3. **Deterministic.** The same dirty DataFrame yields the exact same clean DataFrame, every single time.

---

## ⚡ Quick Start

### Installation

```bash
pip install tidely
```

### The One-Minute Example

```python
import pandas as pd
import tidely as td

# 1. Load your dirty data
df = pd.read_csv("dirty_data.csv")

# 2. Clean it automatically
result = td.clean(df)

# 3. Retrieve the clean, memory-optimized DataFrame
clean_df = result.df

# 4. View a detailed, explainable summary of what changed
print(result.summary())
```

---

## 🔍 Before vs After

**Before Tidely:**
```python
df = pd.read_csv("data.csv")
df.drop_duplicates(inplace=True)
df['date'] = pd.to_datetime(df['date'], errors='coerce')
df['price'] = df['price'].str.replace('$', '').astype(float)
df['category'] = df['category'].astype('category')
df['is_active'] = df['is_active'].map({'yes': True, 'no': False})
# ... 50 more lines of boilerplate ...
```

**After Tidely:**
```python
import tidely as td
df = td.clean(pd.read_csv("data.csv")).df
```

---

## 🚀 Core Features

- **Semantic Intelligence**: Natively infers and standardizes Emails, URLs, Currencies, Boolean permutations (yes/y/true/1), IPv4, SSNs, and Dates (including US formats like `MM/DD/YYYY`).
- **Memory Optimization**: Automatically downcasts over-provisioned 64-bit integers/floats to 16/32-bit types, and converts low-cardinality strings to Categorical pointers. Safely reduces Pandas memory footprints by 40-85%.
- **Zero-Corruption Duplicate Removal**: Identifies and drops exact duplicate rows that skew statistical modeling.
- **Deep Explainability**: Generates an exhaustive `summary()` explaining *what* was changed, *why* it was changed, and the *impact* of the change.
- **Business Logic Protection**: Explicitly issues `Warnings` for missing financial or identifier data rather than blindly imputing zeros.

### Supported DataFrames
Tidely currently supports:
* `pandas.DataFrame`
* `polars.DataFrame`
* `polars.LazyFrame`
* `pyarrow.Table`

---

## 🏎️ Performance Philosophy

Tidely is designed for enterprise scale. It operates heavily via vectorized operations backed by `pandas` and `polars`. 

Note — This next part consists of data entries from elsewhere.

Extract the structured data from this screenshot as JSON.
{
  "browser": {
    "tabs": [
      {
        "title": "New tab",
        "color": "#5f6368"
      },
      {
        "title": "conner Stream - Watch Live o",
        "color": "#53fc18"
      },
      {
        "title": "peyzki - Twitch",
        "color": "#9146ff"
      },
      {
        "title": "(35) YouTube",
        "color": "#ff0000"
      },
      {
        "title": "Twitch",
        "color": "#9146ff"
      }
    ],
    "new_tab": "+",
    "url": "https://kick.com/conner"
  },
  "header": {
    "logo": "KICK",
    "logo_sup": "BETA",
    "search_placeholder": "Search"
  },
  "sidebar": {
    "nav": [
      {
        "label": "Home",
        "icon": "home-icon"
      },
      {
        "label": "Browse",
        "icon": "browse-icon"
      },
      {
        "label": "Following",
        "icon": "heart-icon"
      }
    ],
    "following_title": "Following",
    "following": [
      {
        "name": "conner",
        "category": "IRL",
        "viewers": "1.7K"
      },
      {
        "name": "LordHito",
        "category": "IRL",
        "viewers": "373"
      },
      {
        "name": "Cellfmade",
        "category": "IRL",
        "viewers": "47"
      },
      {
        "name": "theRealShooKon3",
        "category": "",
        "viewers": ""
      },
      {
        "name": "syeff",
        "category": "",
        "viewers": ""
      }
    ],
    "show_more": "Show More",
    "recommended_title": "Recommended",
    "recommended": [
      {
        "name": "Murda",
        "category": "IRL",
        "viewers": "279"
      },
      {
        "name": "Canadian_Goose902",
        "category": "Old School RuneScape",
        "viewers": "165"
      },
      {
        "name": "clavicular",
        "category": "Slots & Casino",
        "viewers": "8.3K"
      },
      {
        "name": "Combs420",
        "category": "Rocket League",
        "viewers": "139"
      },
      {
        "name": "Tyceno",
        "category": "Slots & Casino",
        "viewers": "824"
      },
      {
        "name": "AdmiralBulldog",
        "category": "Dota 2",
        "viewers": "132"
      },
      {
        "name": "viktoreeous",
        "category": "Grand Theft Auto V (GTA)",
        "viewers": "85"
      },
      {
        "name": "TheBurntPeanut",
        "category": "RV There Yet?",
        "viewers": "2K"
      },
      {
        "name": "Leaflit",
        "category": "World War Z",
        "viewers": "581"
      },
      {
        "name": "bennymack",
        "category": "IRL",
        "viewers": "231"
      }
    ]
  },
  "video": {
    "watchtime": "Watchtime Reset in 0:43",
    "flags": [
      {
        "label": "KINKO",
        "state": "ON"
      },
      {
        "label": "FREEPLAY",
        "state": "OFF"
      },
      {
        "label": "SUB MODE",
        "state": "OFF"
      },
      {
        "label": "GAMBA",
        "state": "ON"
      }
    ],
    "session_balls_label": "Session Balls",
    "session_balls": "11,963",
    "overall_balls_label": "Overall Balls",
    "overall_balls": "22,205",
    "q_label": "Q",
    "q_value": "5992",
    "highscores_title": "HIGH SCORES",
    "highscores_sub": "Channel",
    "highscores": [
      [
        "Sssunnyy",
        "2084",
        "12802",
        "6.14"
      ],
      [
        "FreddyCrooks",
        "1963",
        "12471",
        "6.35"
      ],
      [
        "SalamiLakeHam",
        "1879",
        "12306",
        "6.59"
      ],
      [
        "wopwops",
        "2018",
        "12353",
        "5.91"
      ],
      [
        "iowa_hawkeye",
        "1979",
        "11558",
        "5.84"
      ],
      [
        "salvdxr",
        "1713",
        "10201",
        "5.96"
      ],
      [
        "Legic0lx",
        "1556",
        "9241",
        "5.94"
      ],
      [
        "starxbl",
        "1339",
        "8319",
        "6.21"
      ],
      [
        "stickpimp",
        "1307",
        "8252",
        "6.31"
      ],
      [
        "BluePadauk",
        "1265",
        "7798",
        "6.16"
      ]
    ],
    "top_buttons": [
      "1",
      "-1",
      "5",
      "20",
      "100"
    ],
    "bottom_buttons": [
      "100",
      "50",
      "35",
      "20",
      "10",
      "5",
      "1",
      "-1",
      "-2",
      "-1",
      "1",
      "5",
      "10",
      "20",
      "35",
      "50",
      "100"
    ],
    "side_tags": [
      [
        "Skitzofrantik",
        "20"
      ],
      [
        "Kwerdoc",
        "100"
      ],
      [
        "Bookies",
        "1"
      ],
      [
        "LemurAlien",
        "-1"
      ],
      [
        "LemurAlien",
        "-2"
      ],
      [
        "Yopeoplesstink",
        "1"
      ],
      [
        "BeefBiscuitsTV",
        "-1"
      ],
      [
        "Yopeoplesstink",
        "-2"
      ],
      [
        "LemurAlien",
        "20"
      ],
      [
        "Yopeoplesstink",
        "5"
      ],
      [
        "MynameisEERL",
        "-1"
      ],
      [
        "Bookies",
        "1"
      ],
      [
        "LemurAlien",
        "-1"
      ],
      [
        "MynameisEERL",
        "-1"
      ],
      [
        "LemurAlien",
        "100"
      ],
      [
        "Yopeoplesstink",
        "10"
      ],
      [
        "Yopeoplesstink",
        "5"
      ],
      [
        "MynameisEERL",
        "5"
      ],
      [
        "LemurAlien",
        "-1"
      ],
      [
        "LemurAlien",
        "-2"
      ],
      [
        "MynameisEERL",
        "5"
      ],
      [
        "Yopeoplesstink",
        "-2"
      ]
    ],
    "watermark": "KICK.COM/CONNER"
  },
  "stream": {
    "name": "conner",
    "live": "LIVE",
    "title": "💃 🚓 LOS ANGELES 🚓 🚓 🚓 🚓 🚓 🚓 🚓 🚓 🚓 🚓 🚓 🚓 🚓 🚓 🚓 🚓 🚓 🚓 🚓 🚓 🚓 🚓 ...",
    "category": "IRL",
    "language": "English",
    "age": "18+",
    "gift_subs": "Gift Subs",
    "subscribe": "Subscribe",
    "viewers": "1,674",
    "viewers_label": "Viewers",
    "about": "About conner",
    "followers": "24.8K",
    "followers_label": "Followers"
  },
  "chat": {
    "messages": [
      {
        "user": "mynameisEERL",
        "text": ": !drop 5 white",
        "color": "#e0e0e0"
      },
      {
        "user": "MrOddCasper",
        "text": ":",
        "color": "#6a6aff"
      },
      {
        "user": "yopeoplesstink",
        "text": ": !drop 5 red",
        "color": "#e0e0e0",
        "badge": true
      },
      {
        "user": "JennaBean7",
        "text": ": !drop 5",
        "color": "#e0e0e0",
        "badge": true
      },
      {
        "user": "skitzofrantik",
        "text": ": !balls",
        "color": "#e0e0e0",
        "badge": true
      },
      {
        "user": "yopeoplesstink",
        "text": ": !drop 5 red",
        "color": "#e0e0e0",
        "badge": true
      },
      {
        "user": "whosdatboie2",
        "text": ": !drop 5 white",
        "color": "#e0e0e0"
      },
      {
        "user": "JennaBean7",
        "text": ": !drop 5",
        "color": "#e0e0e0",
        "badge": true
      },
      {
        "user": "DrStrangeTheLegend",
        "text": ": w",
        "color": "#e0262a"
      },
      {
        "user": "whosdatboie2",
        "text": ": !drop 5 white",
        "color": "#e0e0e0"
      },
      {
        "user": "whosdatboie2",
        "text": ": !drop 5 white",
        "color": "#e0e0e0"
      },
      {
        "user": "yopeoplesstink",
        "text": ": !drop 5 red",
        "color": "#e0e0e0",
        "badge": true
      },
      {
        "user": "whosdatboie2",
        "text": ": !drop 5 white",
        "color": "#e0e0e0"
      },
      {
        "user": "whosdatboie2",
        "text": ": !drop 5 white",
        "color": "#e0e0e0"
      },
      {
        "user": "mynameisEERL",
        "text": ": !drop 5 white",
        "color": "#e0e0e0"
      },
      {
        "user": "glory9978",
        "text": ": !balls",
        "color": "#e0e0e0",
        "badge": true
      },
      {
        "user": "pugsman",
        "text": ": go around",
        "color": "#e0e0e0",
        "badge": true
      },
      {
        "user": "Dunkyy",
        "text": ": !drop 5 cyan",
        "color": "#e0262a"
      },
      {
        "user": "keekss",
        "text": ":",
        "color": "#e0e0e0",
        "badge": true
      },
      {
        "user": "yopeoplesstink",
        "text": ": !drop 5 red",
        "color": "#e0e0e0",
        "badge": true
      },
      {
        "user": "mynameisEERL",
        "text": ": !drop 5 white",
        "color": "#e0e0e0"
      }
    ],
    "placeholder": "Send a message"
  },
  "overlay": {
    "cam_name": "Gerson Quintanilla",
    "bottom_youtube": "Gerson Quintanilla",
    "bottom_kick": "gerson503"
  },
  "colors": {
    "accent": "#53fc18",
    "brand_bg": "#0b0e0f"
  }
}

During internal benchmarking, Tidely processed 10,000,000 rows across mixed-types in **under 26 seconds**, safely shrinking the DataFrame from 591 MB down to 85 MB without corrupting type definitions. We rely purely on algorithmic inference—no slow machine learning heuristics or network latency.

---

## 🛡️ Validation Summary (Public Beta)

Tidely v1.0 has completed an extensive internal validation campaign covering more than twenty real-world datasets across healthcare, finance, retail, manufacturing, government, environmental science, e-commerce, and enterprise Excel workflows.

The library has also passed property-based testing (Hypothesis), fuzz testing, large-scale stress testing up to 10 million rows, API stability checks, and cross-version compatibility testing. 

Based on these results, Tidely is now entering **Public Beta**, where broader community feedback will continue to strengthen its reliability.

---

## 📚 Documentation

Detailed documentation is available in the `docs/` directory:
- [Introduction & Philosophy](docs/introduction.md)
- [Installation Guide](docs/installation.md)
- [Cleaning Guide](docs/cleaning_guide.md)
- [Semantic Detection Engine](docs/semantic_detection.md)
- [Memory & Performance](docs/performance.md)
- [Validation Guide](docs/validation_guide.md)
- [FAQ](docs/faq.md)

---

## 🛣️ Roadmap
- Multi-threaded processing for CSV batch-cleaning.
- Out-of-core chunked processing for data exceeding local RAM.
- Geographic coordinate standardization (Lat/Lon).
- Enhanced HTML extraction capabilities.

---

## 🤝 Contributing

Tidely is an open-source project and community contributions are highly welcome. Please review our [CONTRIBUTING.md](CONTRIBUTING.md) and [CODE_OF_CONDUCT.md](CODE_OF_CONDUCT.md) before submitting pull requests.

## License

Tidely is released under the [MIT License](LICENSE).